A bottom-up approach to a product makes it difficult to evaluate resource requirements when the product goals are not defined. You might start with some broader questions, such as how the PLC will be used by target customers.
If you add CAN and RS-485, how are these ports used? Will you be implementing common protocols for these ports, for instance Modbus for RS-485 and CANopen or J1939 for CAN? And how will these protocols fit in with the TCP/IP stack? Will you implement tunneling for these high speed ports so they can be accessed from Ethernet? Where do the object dictionaries for these serial port stacks come from?
If so you might want to review existing documentation on how to do this, as it will substantially impact your flash, SRAM and CPU cycle requirements. With an open ended design where this is undefined I would look at an STM32F7 class part for the extra memory and CPU cycles. If you go with the F429 and the code doesn't fit or you run out of SRAM you'll have to start over.
Since it will be in an industrial PLC environment you will need high priority capture capability on your GPIO inputs and low latency on GPIO outputs triggered by events. At the very least you'll need a preemptive RTOS for this, with higher priority levels for critical edge captures. If you also plan to support frequency or counter inputs you'll need a part with several hardware timers to supplement your GPIO array. Same for PWM outputs, especially if you modulate the duty cycle for something like a DC motor.
You'll also need some external storage for the PLC program and data, plus an error log. Again, if this product is to be responsive on a 100MBit enet you'll need a fast interface to page PLC code into SRAM, or to store and forward large datasets. Where are youe MQTT queues going to be stored? You can run out of SRAM very quickly. Look at parts that support QUADSPI interfaces to minimize external flash access times.
If you're looking to support 1Gbit ethernet then you need to look at ARM A class application processors, at least an A7. M class controllers can't handle the potentially high thruput rates.
Above all give some thought to how your TCP/IP stack will be handled. How do you get the IP address, net mask and DNS settings into it? Do you have to support multiple IP addresses? Do you put in a backdoor console with Telnet or something like it? How are you going to test network thruput under best and worst conditions? Will an F429 be able to handle a flood of incoming broadcast packets from a busy (and often misconfigured) customer network, while at the same time reliably capture realtime data?
CAN has it own set of issues. Will you support dual buses, and will it be in redundant mode?

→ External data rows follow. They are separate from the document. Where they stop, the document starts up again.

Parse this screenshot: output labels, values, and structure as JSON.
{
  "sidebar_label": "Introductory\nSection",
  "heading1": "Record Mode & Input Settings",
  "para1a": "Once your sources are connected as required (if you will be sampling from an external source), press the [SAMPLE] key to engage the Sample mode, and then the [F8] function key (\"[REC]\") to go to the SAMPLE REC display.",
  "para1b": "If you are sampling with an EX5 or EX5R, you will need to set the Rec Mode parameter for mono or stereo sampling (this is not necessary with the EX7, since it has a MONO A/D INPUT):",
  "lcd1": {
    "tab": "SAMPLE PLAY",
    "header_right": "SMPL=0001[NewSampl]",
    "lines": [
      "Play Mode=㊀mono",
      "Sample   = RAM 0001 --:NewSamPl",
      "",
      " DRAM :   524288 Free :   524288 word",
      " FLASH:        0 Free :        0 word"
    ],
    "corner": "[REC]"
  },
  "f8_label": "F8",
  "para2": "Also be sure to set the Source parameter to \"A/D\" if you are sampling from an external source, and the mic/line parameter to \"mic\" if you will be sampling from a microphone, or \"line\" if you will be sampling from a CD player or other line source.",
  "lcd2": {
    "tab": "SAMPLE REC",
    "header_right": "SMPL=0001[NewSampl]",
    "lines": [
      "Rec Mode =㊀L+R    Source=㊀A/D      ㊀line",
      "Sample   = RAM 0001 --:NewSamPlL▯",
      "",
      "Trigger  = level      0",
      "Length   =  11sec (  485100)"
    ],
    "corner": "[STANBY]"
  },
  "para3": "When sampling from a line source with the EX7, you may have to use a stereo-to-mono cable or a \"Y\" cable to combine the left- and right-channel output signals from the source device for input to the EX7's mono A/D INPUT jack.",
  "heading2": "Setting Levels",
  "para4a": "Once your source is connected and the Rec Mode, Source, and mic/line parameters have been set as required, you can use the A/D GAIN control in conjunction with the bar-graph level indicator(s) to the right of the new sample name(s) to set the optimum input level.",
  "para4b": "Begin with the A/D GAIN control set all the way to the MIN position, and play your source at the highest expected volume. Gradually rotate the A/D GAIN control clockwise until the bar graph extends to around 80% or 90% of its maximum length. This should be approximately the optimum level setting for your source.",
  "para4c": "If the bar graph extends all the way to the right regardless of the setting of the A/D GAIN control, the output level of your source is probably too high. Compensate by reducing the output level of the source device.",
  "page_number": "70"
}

Do you know about the object dictionary nightmares that come with J1939? ST has a very good CAN interface if configured properly, especially if you use CANopen as the network protocol. CANopen also has a well-defined standard for tunneling through TCP/IP.
For RS-485 timing can be a major issue if you use Modbus RTU mode. Look for an ST part that supports a programmable IDLE detect time on the USART; it's a critical piece of hardware to get the inter-message gap detect working properly. You might consider implementing the transceiver as a 4-wire interface to monitor your outgoing messages to determine if the differential pair wiring is working. This will also double the workload for the USART handler, since you are verifying outgoing data read back from the wire in real time.
Bridging protocols across multiple networks is a very CPU intensive task and is susceptible to attack if any protocol or bridge conversion isn't implemented with care. Unless I knew the maximum thruput rates for customer configured data across all networks I would not recommend any M4 or M33 class controller. If you do decide to go with an M4 class controller you would be better off with an M33 controller that supports TrustZone, in order to secure your product against attacks from the TCP/IP side.
Jack Peacock